By @PreInternet01 - 8 months
You might think that one would tire of unrealistic hot takes on the entire situation at some point (especially the 'Microsoft breakdown' in this one is grating), but I have to admit I still enjoy them, mostly since there are some promising opportunities here down the road that require the story to be kept alive.

First and foremost: bust mono-cultures in critical IT environments. Meaningful vendor diversity should be mandatory-by-law, and just like in the early days of the Internet, when nobody in their right mind would move into a data center that didn't have at least separate 'Cisco' and 'Juniper' uplink connectivity (so a vendor-specific bug wouldn't wipe you off the net: "ah, that unexpected BGP behavior took down all our peers for several hours" was, like, a weekly occurrence then), we shouldn't accept check-in-counter-workstations running exclusively on Windows today. It's already inexcusable that 'boot into the last OS snapshot that still worked' (which is commercial-off-the-shelf stuff used in most schools, just because 'little Johnny broke the PC again' is just a fact of life there) is apparently beyond oh-so-important mega-corps like Delta, but we need to go further.

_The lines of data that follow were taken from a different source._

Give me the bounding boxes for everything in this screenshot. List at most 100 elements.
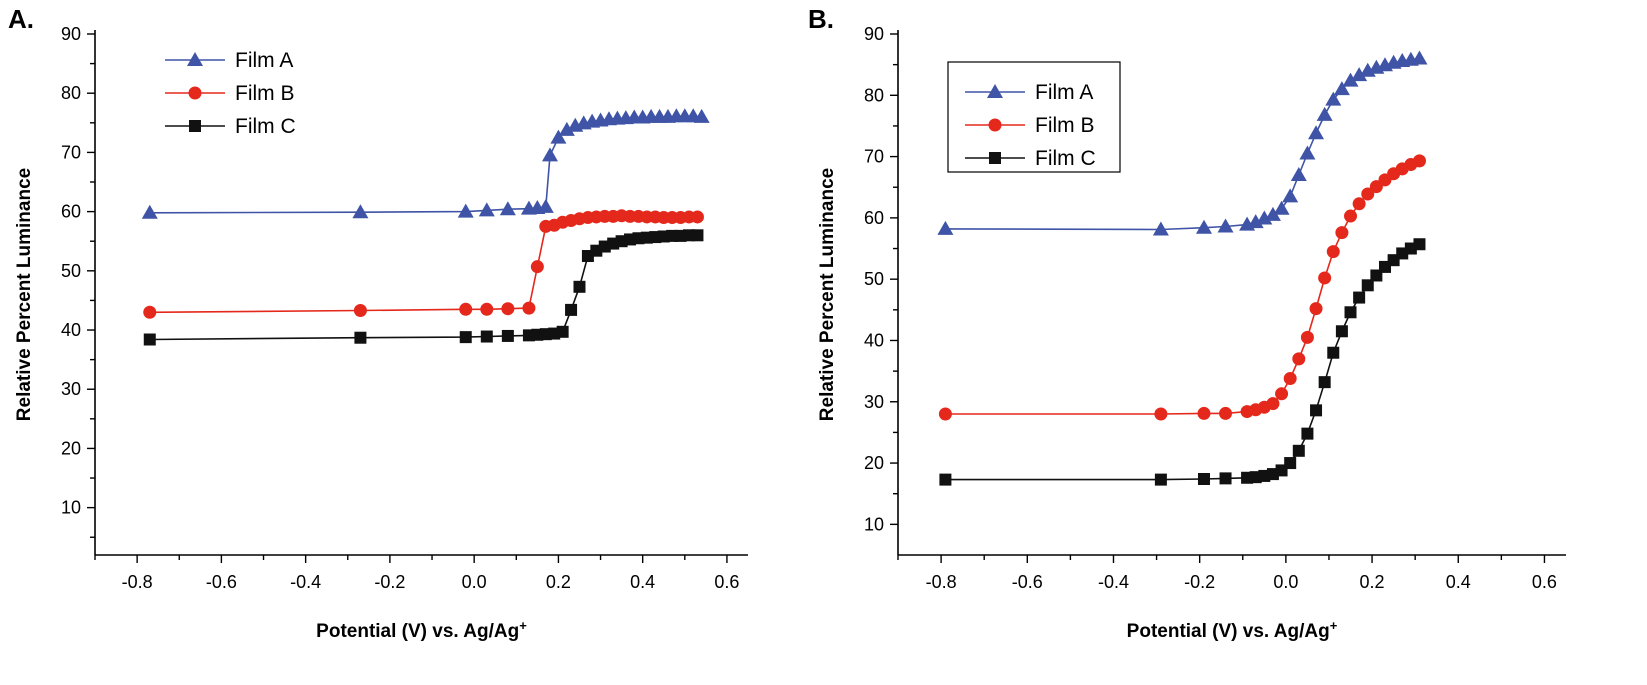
x-tick-label: -0.4 — [1098, 572, 1129, 592]
x-tick-label: -0.8 — [122, 572, 153, 592]
panel-a: A. -0.8 -0.6 -0.4 -0.2 0.0 0.2 0.4 0.6 10 20 30 40 50… — [8, 4, 748, 642]
data-point-film-b — [1300, 330, 1314, 344]
data-point-film-c — [1310, 404, 1323, 417]
data-point-film-c — [1396, 247, 1409, 260]
legend: Film A Film B Film C — [165, 49, 296, 138]
legend-marker-film-a — [187, 52, 203, 66]
data-point-film-b — [522, 301, 536, 315]
series-line-film-c — [149, 234, 698, 341]
series-line-film-c — [945, 243, 1420, 481]
data-point-film-a — [1273, 200, 1290, 215]
y-axis-title: Relative Percent Luminance — [14, 168, 35, 421]
data-point-film-c — [1292, 444, 1305, 457]
series-markers-film-a — [141, 108, 710, 219]
x-tick-label: -0.2 — [374, 572, 405, 592]
x-tick-label: -0.8 — [926, 572, 957, 592]
data-point-film-c — [1413, 238, 1426, 251]
data-point-film-b — [1266, 397, 1280, 411]
data-point-film-a — [550, 129, 567, 144]
data-point-film-c — [581, 250, 594, 263]
data-point-film-a — [1342, 72, 1359, 87]
series-line-film-b — [149, 214, 698, 314]
data-point-film-b — [1154, 407, 1168, 421]
x-tick-label: -0.6 — [206, 572, 237, 592]
data-point-film-a — [1217, 218, 1234, 233]
legend-label-film-c: Film C — [1035, 147, 1096, 170]
data-point-film-b — [353, 303, 367, 317]
x-tick-label: 0.0 — [1273, 572, 1298, 592]
data-point-film-b — [1318, 271, 1332, 285]
data-point-film-a — [1290, 166, 1307, 181]
x-tick-label: 0.4 — [1446, 572, 1471, 592]
data-point-film-c — [565, 303, 578, 316]
series-markers-film-b — [938, 154, 1426, 421]
legend-marker-film-c — [989, 152, 1001, 164]
data-point-film-c — [1361, 279, 1374, 292]
data-point-film-a — [537, 198, 554, 213]
y-tick-label: 30 — [61, 379, 81, 399]
y-tick-label: 40 — [61, 320, 81, 340]
data-point-film-b — [1361, 187, 1375, 201]
data-point-film-b — [1335, 226, 1349, 240]
data-point-film-a — [141, 204, 158, 219]
legend-label-film-b: Film B — [1035, 114, 1095, 137]
data-point-film-c — [1154, 473, 1167, 486]
x-tick-label: 0.4 — [630, 572, 655, 592]
series-markers-film-c — [939, 238, 1426, 486]
data-point-film-b — [938, 407, 952, 421]
data-point-film-b — [1275, 387, 1289, 401]
x-axis-title-superscript: + — [519, 618, 527, 633]
x-tick-label: -0.2 — [1184, 572, 1215, 592]
legend-label-film-b: Film B — [235, 82, 295, 105]
panel-label: B. — [808, 4, 834, 34]
data-point-film-b — [459, 302, 473, 316]
panel-b: B. -0.8 -0.6 -0.4 -0.2 0.0 0.2 0.4 0.6 10 20 30 40 50… — [808, 4, 1566, 642]
data-point-film-b — [1197, 406, 1211, 420]
data-point-film-a — [1282, 188, 1299, 203]
data-point-film-a — [1299, 145, 1316, 160]
data-point-film-c — [501, 329, 514, 342]
y-tick-label: 10 — [61, 498, 81, 518]
data-point-film-a — [1325, 91, 1342, 106]
data-point-film-c — [1344, 306, 1357, 319]
data-point-film-a — [1247, 214, 1264, 229]
x-tick-label: -0.4 — [290, 572, 321, 592]
y-tick-label: 90 — [61, 24, 81, 44]
legend-marker-film-a — [987, 84, 1003, 98]
legend: Film A Film B Film C — [947, 61, 1121, 173]
data-point-film-c — [480, 330, 493, 343]
data-point-film-b — [501, 302, 515, 316]
legend-marker-film-b — [988, 118, 1002, 132]
data-point-film-b — [1412, 154, 1426, 168]
data-point-film-c — [354, 331, 367, 344]
y-axis-title: Relative Percent Luminance — [817, 168, 838, 421]
data-point-film-c — [691, 229, 704, 242]
data-point-film-a — [1264, 206, 1281, 221]
data-point-film-a — [541, 147, 558, 162]
data-point-film-a — [457, 203, 474, 218]
series-markers-film-a — [937, 50, 1428, 236]
data-point-film-c — [459, 331, 472, 344]
y-tick-label: 10 — [864, 514, 884, 534]
x-tick-label: 0.6 — [1532, 572, 1557, 592]
data-point-film-c — [1327, 346, 1340, 359]
legend-label-film-a: Film A — [1035, 81, 1093, 104]
x-axis-title-superscript: + — [1330, 618, 1338, 633]
data-point-film-c — [1301, 427, 1314, 440]
data-point-film-a — [937, 220, 954, 235]
data-point-film-b — [530, 260, 544, 274]
x-axis-title: Potential (V) vs. Ag/Ag+ — [1127, 618, 1338, 643]
data-point-film-c — [556, 325, 569, 338]
y-tick-label: 50 — [61, 261, 81, 281]
x-tick-label: 0.2 — [1360, 572, 1385, 592]
data-point-film-c — [573, 280, 586, 293]
data-point-film-b — [1326, 245, 1340, 259]
y-tick-label: 60 — [864, 208, 884, 228]
x-tick-label: 0.6 — [714, 572, 739, 592]
panel-label: A. — [8, 4, 34, 34]
data-point-film-a — [1316, 106, 1333, 121]
legend-marker-film-c — [189, 120, 201, 132]
data-point-film-c — [1353, 291, 1366, 304]
data-point-film-a — [1256, 210, 1273, 225]
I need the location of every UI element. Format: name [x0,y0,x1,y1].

So: mandatory hardware switches that select a boot into either Windows (running off one brand of SSD), or Linux or another completely-independent alternative (running on another brand of storage device, so that 'well, today is the day that all Seagate drives refuse to respond, due to an uptime integer overflow' is recoverable). One environment runs Chrome/Edge, Office365-connected-using-that-lovely-propietary-Exchange-protocol, the Microsoft TN3270 emulator and what-have-you. The other Firefox, OpenOffice with Thunderbird-over-IMAPS, Mocha TN3270 -- you get the idea. Run one environment for 3-to-4 days, then a mandatory switch-over, then back again, all year round. The training and making-everything-look-and-work-the-same development efforts will be fun, but nothing insurmountable.

Next up: Clownstrike and cohorts. Much has been made of the fact that custom kernel-mode drivers were used to track system activity, leading to this particular incident, but I can assure you, as a repeat victim of Enterprise Security Solutions, that even in plain old user mode, it's entirely feasible to mess things up beyond recovery using just the programming equivalent of a butter knife. And getting rid of layers like these will just never happen: "simply make the underlying OS secure enough" is not compatible with an open market for general computing, nor with the ambitions of Security Bureaucrats, and there will always be a need for 'zero day mitigation' which, when done reasonably well, can actually have dramatically good outcomes. I see this on a regular basis when figthing email phishing and spam: if you happen to catch a novel attack strategy and block it right away (which often requires an entirely new class of checks), you prevent a significant number of incidents. Snooze for an hour or two, and the (often painful) damage is done. So, "external vendors pushing cutting-edge code to all your devices on a real-time basis" is here to stay, and while certain players of course need to step up their basic validation game, regulation can only do so much.

So, what can be done: force Microsoft to ship https://learn.microsoft.com/en-us/sysinternals/downloads/sys... as a default and supported part of the OS, open-source it, have an industry-leading bug-bounty program, plus provide a rock-solid user-mode API that not only satisfies MS requirements, but also those of accredited third-party vendors. On Linux, where most interesting full-system observability tooling is still proprietary as well, find someone to open-source theirs (hey, Elastic has https://github.com/elastic/ebpf and some related stuff like https://github.com/open-telemetry/opentelemetry-ebpf-profile..., so perhaps that's a good basis?), with pretty much with the same requirements: rock-solid, open to reasonable criticism/improvements and a generally safe interface to whatever observability is deemed to be required.

TL;DR: the time has come for legally-mandated dual-ecosystem critical-use workstations with vendor-agnostic and safe observability APIs. First to deliver wins!